And, as it has done all day long, the memory makes me shudder.

I bid Roberto goodbye and return home to the castle as fast as I can.

* * *

The first sip of whiskey hitting my tongue is heaven-sent. The second and third are just as good. I can feel the alcohol seeping into my bloodstream and taking the edge off. I loosen my tie and collapse into an armchair in my study.

“Is there anything else I can do for you, sir?” Umberto asks. He’s standing ramrod straight at the door, hands folded behind his back, looking at me with a respectful mix of confidence and discretion.

“No,” I say exhaustedly as I slump down, resting the glass tumbler on my chest. “I don’t want to be bothered for the rest of the night.”

“Yes, sir.” He bows and leaves, shutting the door behind him.

When he’s gone, I let out the sigh I’ve been holding back all day long. I feel restless and tired all at the same time. It is an unwelcome combination.

So many things are hanging in the balance right now. Luka, his daughter, my father, my brother, the Russians, the castle—the whole fucking world is waiting on me to make my next move. I have to choose carefully.

I have trained for this my whole life. So why do I feel so lost and helpless? Surely I don’t need my father’s guidance, do I? No, certainly not. In so many ways, I am glad he is dead. He was a monster. I am old enough and man enough now to admit that to myself. I say it out loud to try it on for size. “He was a monster.” It feels good to say, so I keep going, talking out loud to nobody at all. “He was a terrorizer. A predator. He preyed on people too weak to fight back. He drained Mother of her life force. He put nightmares in my head just because he could. Fuck him.”

That last part feels best of all. I say it again. “Fuck him. Fuck my father. May he rot in hell.”

The fiery bloom of anger in my chest makes me sit up straight. I don’t know why now is the time I feel it. Perhaps I am transitioning between stages of grieving or some other such psychological bullshit. Have I really waited thirty-two years to finally give voice to the things I’ve known practically since the day I was born?
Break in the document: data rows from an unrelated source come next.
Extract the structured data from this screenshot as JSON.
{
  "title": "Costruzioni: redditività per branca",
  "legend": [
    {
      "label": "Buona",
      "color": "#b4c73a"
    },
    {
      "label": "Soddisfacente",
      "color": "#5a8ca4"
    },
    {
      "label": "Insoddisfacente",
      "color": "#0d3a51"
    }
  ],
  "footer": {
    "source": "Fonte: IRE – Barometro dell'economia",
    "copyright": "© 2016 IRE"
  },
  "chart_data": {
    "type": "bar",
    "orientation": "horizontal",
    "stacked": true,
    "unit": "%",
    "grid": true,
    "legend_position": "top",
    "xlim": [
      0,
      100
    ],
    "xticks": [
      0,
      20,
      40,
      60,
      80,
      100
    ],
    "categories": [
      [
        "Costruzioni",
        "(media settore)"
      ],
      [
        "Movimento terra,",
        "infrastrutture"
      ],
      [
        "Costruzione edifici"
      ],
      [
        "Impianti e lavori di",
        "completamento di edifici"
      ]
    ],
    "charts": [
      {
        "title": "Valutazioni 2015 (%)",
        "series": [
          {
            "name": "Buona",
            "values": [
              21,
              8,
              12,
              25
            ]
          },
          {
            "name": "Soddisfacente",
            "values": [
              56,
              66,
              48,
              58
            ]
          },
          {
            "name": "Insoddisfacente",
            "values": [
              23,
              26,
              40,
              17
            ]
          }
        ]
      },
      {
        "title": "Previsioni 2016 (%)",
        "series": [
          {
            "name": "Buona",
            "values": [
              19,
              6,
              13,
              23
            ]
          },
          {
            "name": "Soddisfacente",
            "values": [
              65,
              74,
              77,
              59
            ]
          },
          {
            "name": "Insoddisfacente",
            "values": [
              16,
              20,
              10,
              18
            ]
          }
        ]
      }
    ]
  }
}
Maybe I just never thought to question it before. My father was never good or bad in my eyes—he was just my father. But now that I am walking in his shoes, commanding his empire, I feel like I am at long last in a position to see him for what he was.
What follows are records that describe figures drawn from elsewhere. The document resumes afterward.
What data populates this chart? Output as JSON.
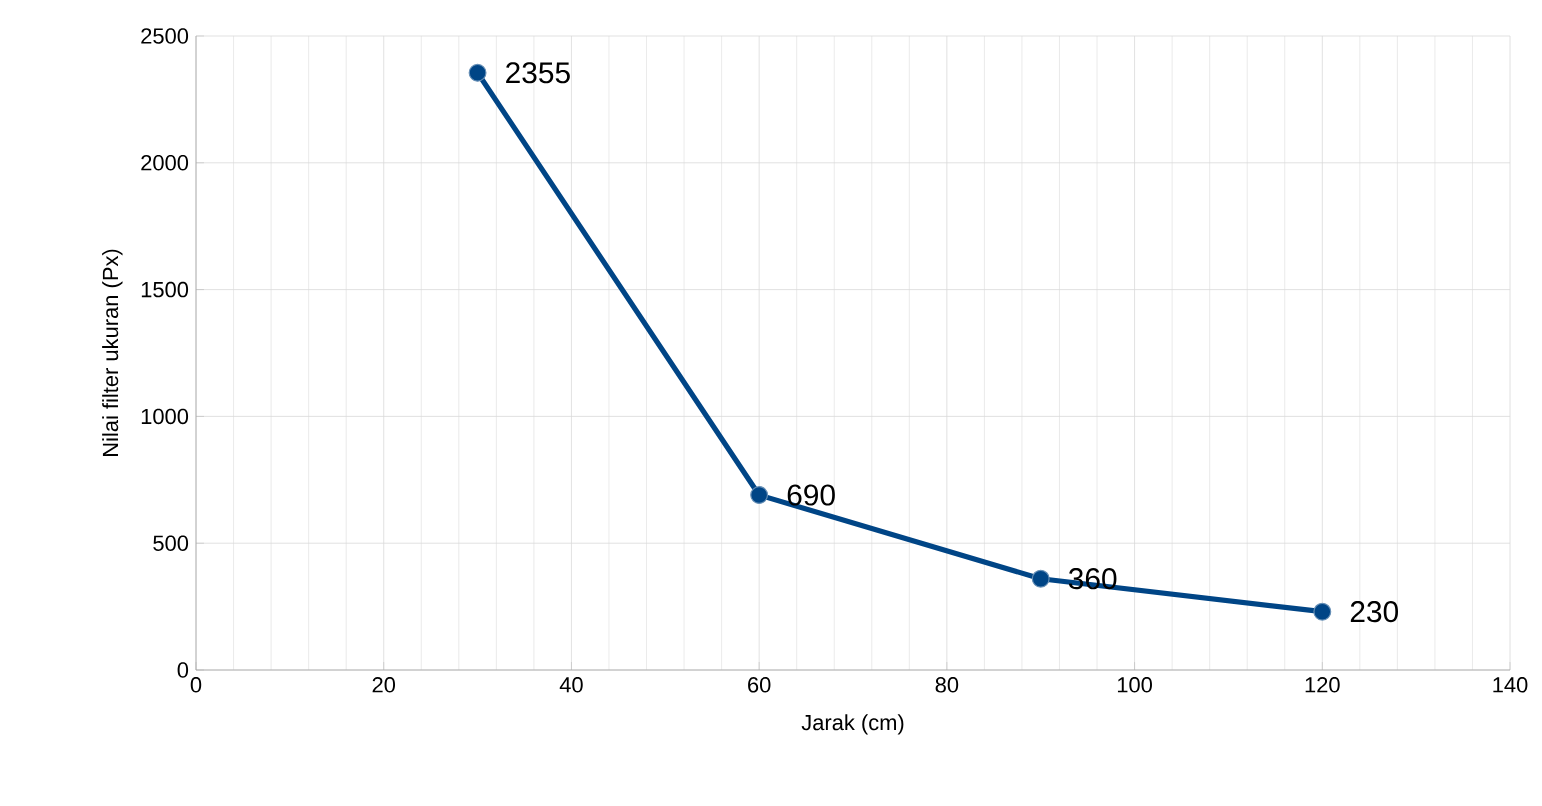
{
  "chart_data": {
    "type": "line",
    "xlabel": "Jarak (cm)",
    "ylabel": "Nilai filter ukuran (Px)",
    "x": [
      30,
      60,
      90,
      120
    ],
    "series": [
      {
        "color": "#004586",
        "values": [
          2355,
          690,
          360,
          230
        ]
      }
    ],
    "xlim": [
      0,
      140
    ],
    "xticks": [
      0,
      20,
      40,
      60,
      80,
      100,
      120,
      140
    ],
    "ylim": [
      0,
      2500
    ],
    "yticks": [
      0,
      500,
      1000,
      1500,
      2000,
      2500
    ],
    "grid": true,
    "marker": "circle",
    "line_style": "solid",
    "data_labels": true
  }
}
And I am in a position to remember the night I first saw that truth clearly.

The night I killed Audrey.

23

Vito

It takes everything I have in me not to scream like a pig at the slaughter when I am awoken from my dream by a hand on my shoulder.

I was dreaming of—NO. Forget it now, Vito,I curse inwardly. I feel wetness at the cuff of my pants and look down to realize that I fell asleep with my whiskey glass in my hand. It fell and shattered on the floor beneath me. The shards crunch under my heel as I look up to see Umberto standing nervously. He has a stricken look on his face and is ashen pale.

“I thought I told you I didn’t want to be disturbed for the rest of the evening,” I growl.

He nods but stays rooted in place. “Sir, I wouldn’t have woken you if it wasn’t an emergency.”

“What’s the fucking emergency?”

“The stash house has been hit.”

* * *

Blood paints the sidewalk, mingled with cracked bricks and shattered windowpanes. Like a war zone in the aftermath of a gunfight, it is eerily empty and quiet. Not a soul moves, other than smoke caught in the wind.

I hold my breath as I step over a dead body and duck underneath the crumbling awning. The smell of burnt hair and coppery blood intensifies the deeper into the place I go.

I was just a few hours shy of being caught up in this. It could have been my body here along with the others littering the concrete floor. But the thought brings me no relief. I am the don—that means these people are my people. These deaths are my deaths. This attack on my property and my business is every bit as painful as an attack on my own self.

Someone is going to fucking pay for this.

But who? How? When? And most of all—why?

I force myself to swallow back those questions and more. There will be time for answers later. For now, I need to see the extent of the damage.